Aku, Buku & Rindu

An Purbalien
Chapter #8

BAB 8. Menulis di Atas Pasir

Aku kira Kak Arya akan meramal ketika meminta telapak tangan kananku dijulurkan. 

"Sini tangannya," pinta Kak Arya. 

Aku sempat ragu, tapi akhirnya Kakak berambut gondrong itu meraihnya sendiri. Tangan kirinya memengangi tanganku dan telunjuk tangan kanannya menuliskan huruf-huruf yang harus ditebak.

Kak Arya juga mempraktikkan membuat kulit kacang. Hehe, lucu istilahnya ya? Habis bentuknya sedikit mirip dengan kulit kacang, sih. Tepatnya seperti angka delapan, tapi tidur, bukan berdiri. Atau seperti kacamata. Garis itu kakak ulang-ulang dan bola mataku diminta mengikuti gerakan garis yang ditarik telunjuk Kak Arya. Mungkin kalau divideo mataku terlihat lucu!

Kalau kulit kacangnya tadi dilukis di udara, sekarang Kak Arya mengulanginya di atas buku tempat aku menuliskan abjad. 

Eh, ternyata tak hanya itu. Di atas angka delapan tadi Kak Arya juga menuliskan beberapa huruf secara bergantian. Dan lagi-lagi, aku disuruh menebaknya. Biarpun sudah kelas IX ternyata masih saja ada abjad yang aku salah tebak. 

Sekarang giliran aku yang membuat kulit kacang di atas buku. Berulang-ulang sampai Kak Arya menyuruhku berhenti. Aku kira sudah, eh, ternyata suruh pindah tempat. Sepertinya ada sampai lima kali. Sampai akhirnya...

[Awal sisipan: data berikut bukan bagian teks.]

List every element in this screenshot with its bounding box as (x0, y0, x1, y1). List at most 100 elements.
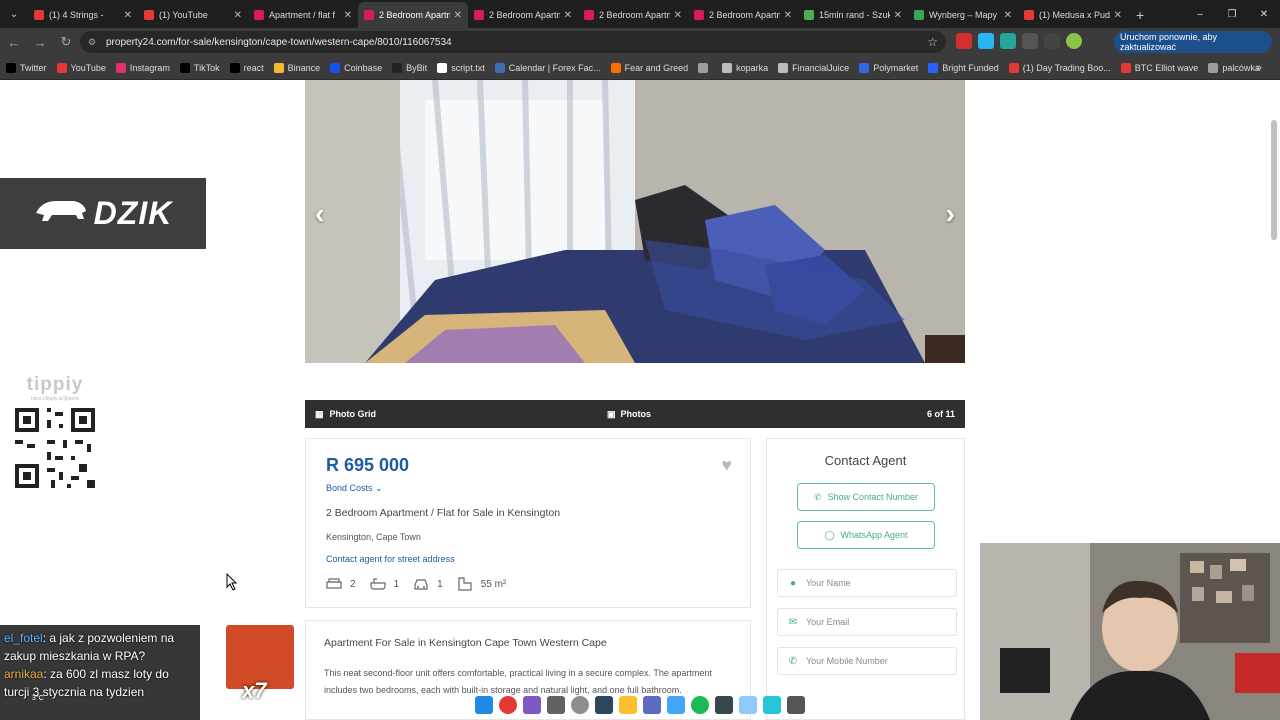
discord-icon[interactable] (523, 696, 541, 714)
bond-costs-toggle[interactable]: Bond Costs ⌄ (326, 483, 383, 494)
close-tab-icon[interactable]: ✕ (454, 10, 462, 21)
email-field[interactable]: ✉ Your Email (777, 608, 957, 636)
bookmark-item[interactable]: Polymarket (859, 62, 918, 73)
app-icon[interactable] (715, 696, 733, 714)
bookmark-item[interactable]: (1) Day Trading Boo... (1008, 62, 1111, 73)
bookmark-item[interactable]: react (229, 62, 264, 73)
bookmark-item[interactable]: TikTok (179, 62, 220, 73)
gallery-spacer (305, 363, 965, 400)
close-tab-icon[interactable]: ✕ (1004, 10, 1012, 21)
chat-message: el_fotel: a jak z pozwoleniem na zakup m… (4, 629, 196, 665)
media-icon[interactable] (1044, 33, 1060, 49)
browser-tab[interactable]: 2 Bedroom Apartm ✕ (468, 2, 578, 28)
browser-tab[interactable]: (1) 4 Strings - ✕ (28, 2, 138, 28)
app-icon[interactable] (667, 696, 685, 714)
next-photo-icon[interactable]: › (946, 198, 955, 230)
bookmark-item[interactable]: BTC Elliot wave (1120, 62, 1198, 73)
bookmark-item[interactable]: Binance (273, 62, 320, 73)
tab-favicon-icon (694, 10, 704, 20)
minimize-icon[interactable]: – (1184, 0, 1216, 28)
bookmark-star-icon[interactable]: ☆ (927, 35, 938, 49)
more-bookmarks-icon[interactable]: » (1256, 62, 1262, 74)
notepad-icon[interactable] (739, 696, 757, 714)
bookmark-item[interactable]: Coinbase (330, 62, 383, 73)
extension-icon[interactable] (1000, 33, 1016, 49)
close-tab-icon[interactable]: ✕ (1114, 10, 1122, 21)
bookmark-item[interactable]: Instagram (115, 62, 170, 73)
favourite-heart-icon[interactable]: ♥ (721, 455, 732, 476)
close-tab-icon[interactable]: ✕ (674, 10, 682, 21)
browser-tab[interactable]: Apartment / flat f ✕ (248, 2, 358, 28)
new-tab-button[interactable]: + (1128, 2, 1152, 28)
tab-search-icon[interactable]: ⌄ (0, 0, 28, 28)
bookmark-item[interactable]: Bright Funded (928, 62, 999, 73)
floor-size-icon (458, 577, 472, 591)
browser-tab[interactable]: 2 Bedroom Apartm ✕ (358, 2, 468, 28)
browser-tab[interactable]: 15mln rand - Szuk ✕ (798, 2, 908, 28)
mobile-field[interactable]: ✆ Your Mobile Number (777, 647, 957, 675)
name-field[interactable]: ● Your Name (777, 569, 957, 597)
close-window-icon[interactable]: ✕ (1248, 0, 1280, 28)
start-icon[interactable] (475, 696, 493, 714)
app-icon[interactable] (643, 696, 661, 714)
bookmark-item[interactable]: Twitter (6, 62, 47, 73)
app-icon[interactable] (547, 696, 565, 714)
browser-tab[interactable]: 2 Bedroom Apartm ✕ (688, 2, 798, 28)
bookmark-label: Coinbase (344, 62, 383, 73)
close-tab-icon[interactable]: ✕ (344, 10, 352, 21)
contact-for-address-link[interactable]: Contact agent for street address (326, 554, 455, 564)
chrome-icon[interactable] (499, 696, 517, 714)
site-info-icon[interactable]: ⚙ (88, 37, 98, 47)
bookmark-item[interactable]: palcówka (1208, 62, 1260, 73)
app-icon[interactable] (763, 696, 781, 714)
bookmark-label: Bright Funded (942, 62, 999, 73)
bookmark-favicon-icon (859, 62, 870, 73)
address-bar[interactable]: ⚙ property24.com/for-sale/kensington/cap… (80, 31, 946, 53)
whatsapp-agent-button[interactable]: ◯ WhatsApp Agent (797, 521, 935, 549)
update-button[interactable]: Uruchom ponownie, aby zaktualizować (1114, 31, 1272, 53)
bookmark-item[interactable]: koparka (722, 62, 768, 73)
bookmark-item[interactable]: YouTube (56, 62, 106, 73)
close-tab-icon[interactable]: ✕ (894, 10, 902, 21)
bookmark-item[interactable]: FinancialJuice (778, 62, 849, 73)
maximize-icon[interactable]: ❐ (1216, 0, 1248, 28)
app-icon[interactable] (787, 696, 805, 714)
tab-title: Apartment / flat f (269, 10, 336, 20)
show-contact-number-button[interactable]: ✆ Show Contact Number (797, 483, 935, 511)
browser-tab[interactable]: (1) YouTube ✕ (138, 2, 248, 28)
profile-avatar[interactable] (1066, 33, 1082, 49)
bookmark-label: TikTok (193, 62, 220, 73)
bookmark-item[interactable]: script.txt (437, 62, 485, 73)
close-tab-icon[interactable]: ✕ (124, 10, 132, 21)
bookmark-item[interactable]: ByBit (392, 62, 427, 73)
close-tab-icon[interactable]: ✕ (234, 10, 242, 21)
browser-tab[interactable]: Wynberg – Mapy ✕ (908, 2, 1018, 28)
steam-icon[interactable] (595, 696, 613, 714)
folder-icon[interactable] (619, 696, 637, 714)
previous-photo-icon[interactable]: ‹ (315, 198, 324, 230)
bookmark-favicon-icon (610, 62, 621, 73)
page-scrollbar[interactable] (1271, 120, 1277, 240)
bookmark-favicon-icon (56, 62, 67, 73)
close-tab-icon[interactable]: ✕ (564, 10, 572, 21)
spotify-icon[interactable] (691, 696, 709, 714)
photos-button[interactable]: ▣ Photos (607, 409, 651, 420)
browser-tab[interactable]: 2 Bedroom Apartm ✕ (578, 2, 688, 28)
tab-favicon-icon (1024, 10, 1034, 20)
extension-icon[interactable] (978, 33, 994, 49)
bookmark-item[interactable]: Calendar | Forex Fac... (494, 62, 601, 73)
puzzle-icon[interactable] (1022, 33, 1038, 49)
bookmark-item[interactable]: Fear and Greed (610, 62, 688, 73)
obs-icon[interactable] (571, 696, 589, 714)
photo-gallery[interactable]: ‹ › (305, 80, 965, 363)
back-icon[interactable]: ← (2, 30, 26, 54)
forward-icon[interactable]: → (28, 30, 52, 54)
reload-icon[interactable]: ↻ (54, 30, 78, 54)
photo-grid-button[interactable]: ▦ Photo Grid (315, 409, 376, 420)
close-tab-icon[interactable]: ✕ (784, 10, 792, 21)
bookmark-item[interactable] (698, 62, 712, 73)
whatsapp-agent-label: WhatsApp Agent (840, 530, 908, 540)
browser-tab[interactable]: (1) Medusa x Pud ✕ (1018, 2, 1128, 28)
extension-icon[interactable] (956, 33, 972, 49)
photos-label: Photos (620, 409, 652, 419)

"Sungainya jauh enggak, Mit?" tanya Kak Arya tiba-tiba. 

"Lumayan. Kenapa, Kak Arya ingin ke sana?" 

Aku menebak-nebak sambil berharap iya. Hehe, kan belajarnya sudah lumayan lama. Sudah capek sih sebenarnya. Cuma agak nggak enak hati kalau aku yang meminta berhenti. Kesannya nanti kayak aku yang menyerah duluan. Terus aku juga penasaran keseruan mereka di sungai. 

"Kamu tahu, kan? Yuk," ajaknya. 

Sebelum pergi aku mengemasi buku-buku yang masih tergeletak di meja dan Kak Arya membawanya masuk. Kemudian kami berjalan bersama. Menuju sungai. Rasanya senang, pakai banget pokoknya. 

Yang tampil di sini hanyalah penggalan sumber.